AFAIK, at the moment your choices are AirVPN and ProtonVPN. AirVPN has static port forwarding and Proton has UPNP port forwarding.
tumdum_
You do know that NordSec maintains its own rust fork of BoringTun: https://github.com/NordSecurity/NepTUN ? :)
ur-whale
One meta thing I've always wondered ... Are multiple implementations of the same protocol good or bad for security?
Probably naively, I'm thinking:
- diversity: good
- doubling the attack surface: real bad
What do the security folks out there think of the topic?mwalser
I wouldn't say that multiple implementations are duplicating the attack surface since most users will not end up running them in parallel.
ur-whale
I meant at a global level (think as if you're attacking all wireguard users, not a single one)
swiftcoder
The increased attack surface mostly only affects that one particular implementation though. So, yes, twice as many implementations that may contain exploitable bugs, but each new implementation could only be used to exploit a fraction of the total user base
embedding-shape
I think the general consensus is that it improves security of the protocol, but obviously that won't matter much if the implementation gets something wrong or has worse security by itself.

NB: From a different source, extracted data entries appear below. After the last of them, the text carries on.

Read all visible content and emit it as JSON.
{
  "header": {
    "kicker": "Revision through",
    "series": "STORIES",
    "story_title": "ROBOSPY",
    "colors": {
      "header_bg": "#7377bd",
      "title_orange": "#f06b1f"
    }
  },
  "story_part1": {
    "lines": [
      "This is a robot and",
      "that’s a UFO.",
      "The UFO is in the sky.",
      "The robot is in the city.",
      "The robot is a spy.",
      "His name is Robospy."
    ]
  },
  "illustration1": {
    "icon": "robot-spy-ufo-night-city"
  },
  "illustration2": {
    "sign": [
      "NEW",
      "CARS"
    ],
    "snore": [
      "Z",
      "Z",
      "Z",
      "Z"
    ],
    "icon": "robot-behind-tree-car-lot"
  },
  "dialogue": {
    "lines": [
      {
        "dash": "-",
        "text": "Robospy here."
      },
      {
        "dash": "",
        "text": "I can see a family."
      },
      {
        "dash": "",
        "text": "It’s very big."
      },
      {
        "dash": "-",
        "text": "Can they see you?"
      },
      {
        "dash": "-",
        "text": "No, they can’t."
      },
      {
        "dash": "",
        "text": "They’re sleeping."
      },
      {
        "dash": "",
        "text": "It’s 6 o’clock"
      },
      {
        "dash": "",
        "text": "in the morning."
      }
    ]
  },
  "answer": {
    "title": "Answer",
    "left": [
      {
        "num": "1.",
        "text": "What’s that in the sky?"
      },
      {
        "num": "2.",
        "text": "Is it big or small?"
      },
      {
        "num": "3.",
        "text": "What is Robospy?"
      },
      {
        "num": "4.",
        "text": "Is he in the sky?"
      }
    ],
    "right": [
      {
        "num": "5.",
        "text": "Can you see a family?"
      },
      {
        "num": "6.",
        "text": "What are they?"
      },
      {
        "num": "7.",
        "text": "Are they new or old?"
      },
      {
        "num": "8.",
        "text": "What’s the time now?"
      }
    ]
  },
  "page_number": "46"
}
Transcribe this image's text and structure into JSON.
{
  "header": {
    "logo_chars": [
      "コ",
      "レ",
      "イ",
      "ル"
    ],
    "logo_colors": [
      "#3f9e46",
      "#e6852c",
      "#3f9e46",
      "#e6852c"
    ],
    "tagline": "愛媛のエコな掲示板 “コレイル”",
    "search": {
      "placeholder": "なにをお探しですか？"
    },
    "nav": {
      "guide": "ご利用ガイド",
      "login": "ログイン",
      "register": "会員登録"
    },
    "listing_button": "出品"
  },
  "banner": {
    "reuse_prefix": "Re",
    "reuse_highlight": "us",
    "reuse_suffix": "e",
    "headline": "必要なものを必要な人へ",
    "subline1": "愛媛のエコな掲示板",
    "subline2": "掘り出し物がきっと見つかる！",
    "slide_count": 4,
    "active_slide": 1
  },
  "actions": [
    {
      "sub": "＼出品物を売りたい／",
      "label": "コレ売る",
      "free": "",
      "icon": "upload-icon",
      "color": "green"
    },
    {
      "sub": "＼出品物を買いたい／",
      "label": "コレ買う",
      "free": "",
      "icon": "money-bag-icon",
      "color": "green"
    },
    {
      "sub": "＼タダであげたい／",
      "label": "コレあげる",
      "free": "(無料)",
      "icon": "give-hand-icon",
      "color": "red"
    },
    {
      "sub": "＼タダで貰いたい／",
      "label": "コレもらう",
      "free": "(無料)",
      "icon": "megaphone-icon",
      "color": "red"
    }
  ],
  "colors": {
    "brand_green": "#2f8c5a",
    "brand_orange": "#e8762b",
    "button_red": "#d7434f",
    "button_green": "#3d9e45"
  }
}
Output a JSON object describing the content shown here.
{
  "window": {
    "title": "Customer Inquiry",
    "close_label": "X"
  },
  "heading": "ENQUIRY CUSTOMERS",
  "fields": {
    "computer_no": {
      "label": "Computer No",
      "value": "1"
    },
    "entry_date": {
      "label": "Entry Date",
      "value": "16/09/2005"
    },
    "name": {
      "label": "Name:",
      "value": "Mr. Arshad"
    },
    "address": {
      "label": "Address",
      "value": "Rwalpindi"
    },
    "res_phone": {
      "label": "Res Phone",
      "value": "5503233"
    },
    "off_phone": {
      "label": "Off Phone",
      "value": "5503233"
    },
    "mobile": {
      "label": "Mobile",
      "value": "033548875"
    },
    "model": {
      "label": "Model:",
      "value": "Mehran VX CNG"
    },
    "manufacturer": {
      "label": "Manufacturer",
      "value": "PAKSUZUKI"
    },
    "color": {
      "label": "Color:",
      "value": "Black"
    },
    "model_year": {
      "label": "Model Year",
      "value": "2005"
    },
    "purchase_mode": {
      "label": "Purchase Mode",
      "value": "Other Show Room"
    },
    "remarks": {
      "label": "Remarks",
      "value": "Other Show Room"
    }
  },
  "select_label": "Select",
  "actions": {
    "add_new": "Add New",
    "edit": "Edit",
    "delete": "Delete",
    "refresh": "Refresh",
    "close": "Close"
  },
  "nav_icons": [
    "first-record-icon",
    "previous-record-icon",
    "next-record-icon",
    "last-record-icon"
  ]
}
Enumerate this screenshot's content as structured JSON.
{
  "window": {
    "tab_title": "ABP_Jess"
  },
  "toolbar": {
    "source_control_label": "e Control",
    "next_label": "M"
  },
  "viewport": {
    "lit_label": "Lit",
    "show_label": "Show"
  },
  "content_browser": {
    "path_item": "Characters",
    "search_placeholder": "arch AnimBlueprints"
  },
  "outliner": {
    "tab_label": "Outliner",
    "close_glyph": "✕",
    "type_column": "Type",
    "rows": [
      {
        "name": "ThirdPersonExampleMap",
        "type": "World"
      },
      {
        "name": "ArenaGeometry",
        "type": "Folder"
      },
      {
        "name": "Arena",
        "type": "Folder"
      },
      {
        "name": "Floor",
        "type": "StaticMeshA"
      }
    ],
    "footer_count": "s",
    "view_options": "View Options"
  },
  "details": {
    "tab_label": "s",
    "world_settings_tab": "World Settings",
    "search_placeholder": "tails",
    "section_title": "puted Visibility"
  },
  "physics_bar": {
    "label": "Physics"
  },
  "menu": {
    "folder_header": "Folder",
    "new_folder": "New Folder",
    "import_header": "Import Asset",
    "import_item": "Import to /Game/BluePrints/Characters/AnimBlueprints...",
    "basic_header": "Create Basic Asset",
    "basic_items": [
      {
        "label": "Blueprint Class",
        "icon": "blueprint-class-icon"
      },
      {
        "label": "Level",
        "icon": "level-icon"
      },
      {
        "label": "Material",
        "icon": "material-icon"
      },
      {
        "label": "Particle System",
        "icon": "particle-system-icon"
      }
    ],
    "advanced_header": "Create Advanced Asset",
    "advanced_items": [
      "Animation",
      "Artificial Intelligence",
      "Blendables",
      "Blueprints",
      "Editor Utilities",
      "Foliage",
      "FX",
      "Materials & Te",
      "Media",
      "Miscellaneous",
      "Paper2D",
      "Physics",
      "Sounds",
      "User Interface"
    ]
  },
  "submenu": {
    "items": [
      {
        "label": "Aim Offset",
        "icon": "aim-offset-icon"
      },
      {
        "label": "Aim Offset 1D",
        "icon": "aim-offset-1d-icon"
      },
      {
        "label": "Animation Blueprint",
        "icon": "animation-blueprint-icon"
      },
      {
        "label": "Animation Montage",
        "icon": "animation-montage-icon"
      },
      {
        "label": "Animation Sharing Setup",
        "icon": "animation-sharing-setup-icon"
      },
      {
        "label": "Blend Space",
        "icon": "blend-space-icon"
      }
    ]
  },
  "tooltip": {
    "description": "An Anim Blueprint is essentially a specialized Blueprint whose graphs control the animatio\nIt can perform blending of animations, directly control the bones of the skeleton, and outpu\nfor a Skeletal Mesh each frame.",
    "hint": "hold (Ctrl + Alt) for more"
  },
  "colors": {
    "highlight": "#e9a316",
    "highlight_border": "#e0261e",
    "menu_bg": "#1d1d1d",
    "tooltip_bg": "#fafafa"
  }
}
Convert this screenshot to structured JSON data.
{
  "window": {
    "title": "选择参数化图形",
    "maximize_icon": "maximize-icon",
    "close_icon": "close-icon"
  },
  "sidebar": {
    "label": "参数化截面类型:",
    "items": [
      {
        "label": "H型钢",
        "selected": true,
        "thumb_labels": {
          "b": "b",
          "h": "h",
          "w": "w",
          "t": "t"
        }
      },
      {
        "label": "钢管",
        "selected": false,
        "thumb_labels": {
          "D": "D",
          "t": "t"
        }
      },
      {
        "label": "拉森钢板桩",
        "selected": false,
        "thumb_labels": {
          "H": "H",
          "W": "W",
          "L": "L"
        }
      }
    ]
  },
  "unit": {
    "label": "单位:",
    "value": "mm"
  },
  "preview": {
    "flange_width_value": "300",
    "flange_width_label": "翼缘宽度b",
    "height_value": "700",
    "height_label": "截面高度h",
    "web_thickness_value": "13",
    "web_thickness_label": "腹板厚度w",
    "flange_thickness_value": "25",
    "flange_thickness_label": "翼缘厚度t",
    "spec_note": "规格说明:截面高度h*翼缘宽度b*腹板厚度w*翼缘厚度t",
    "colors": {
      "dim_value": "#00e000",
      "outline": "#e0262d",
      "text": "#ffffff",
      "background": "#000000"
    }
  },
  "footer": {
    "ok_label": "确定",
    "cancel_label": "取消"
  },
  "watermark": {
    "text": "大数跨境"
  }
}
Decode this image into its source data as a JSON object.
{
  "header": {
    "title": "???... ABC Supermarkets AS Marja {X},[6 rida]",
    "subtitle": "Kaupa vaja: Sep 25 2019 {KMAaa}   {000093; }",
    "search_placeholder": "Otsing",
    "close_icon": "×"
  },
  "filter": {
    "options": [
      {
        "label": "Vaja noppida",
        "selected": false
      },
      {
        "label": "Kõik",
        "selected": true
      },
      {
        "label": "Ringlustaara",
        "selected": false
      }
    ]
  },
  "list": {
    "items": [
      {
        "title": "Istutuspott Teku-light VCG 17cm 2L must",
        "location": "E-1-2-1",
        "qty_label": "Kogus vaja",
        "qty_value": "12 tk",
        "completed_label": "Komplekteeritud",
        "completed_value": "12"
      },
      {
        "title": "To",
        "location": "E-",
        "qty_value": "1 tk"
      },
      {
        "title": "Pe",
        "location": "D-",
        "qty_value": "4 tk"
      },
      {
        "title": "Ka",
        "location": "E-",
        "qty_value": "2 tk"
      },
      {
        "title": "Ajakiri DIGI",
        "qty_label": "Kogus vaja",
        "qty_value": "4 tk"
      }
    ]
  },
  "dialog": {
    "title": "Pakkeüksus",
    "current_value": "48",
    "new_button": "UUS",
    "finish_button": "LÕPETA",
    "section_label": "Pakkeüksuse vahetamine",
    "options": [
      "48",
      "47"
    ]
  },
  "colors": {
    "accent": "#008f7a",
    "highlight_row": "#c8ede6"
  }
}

Issues in the protocol itself would need all implementations to change, but issues in the implementation would obviously be isolated to one implementation. For something like Wireguard, I'd wager a guess that issues in the implementations are more common than issues in the protocol, at least at this stage.
stevefan1999
That's really good because it means it will be able to have more exposure, more exposure means more improvement, more improvement eventually dig out bad bugs and reduces the attack surface in the long run
bjhsuw8ud
[flagged]
I definitely noticed the performance boost on my Pixel 8, for some reason it seems to really not like wireguard-go, it struggled to pull even 100mbps, maybe something unoptimized on Google's custom hardware. With the new GotaTun version I can pull 500mbps+, though unfortunately it also seems to have introduced a bug that randomly prevents the phone from entering a deep sleep state, so occasionally my battery will randomly start draining at 10x normal speed if I have it enabled until I reboot.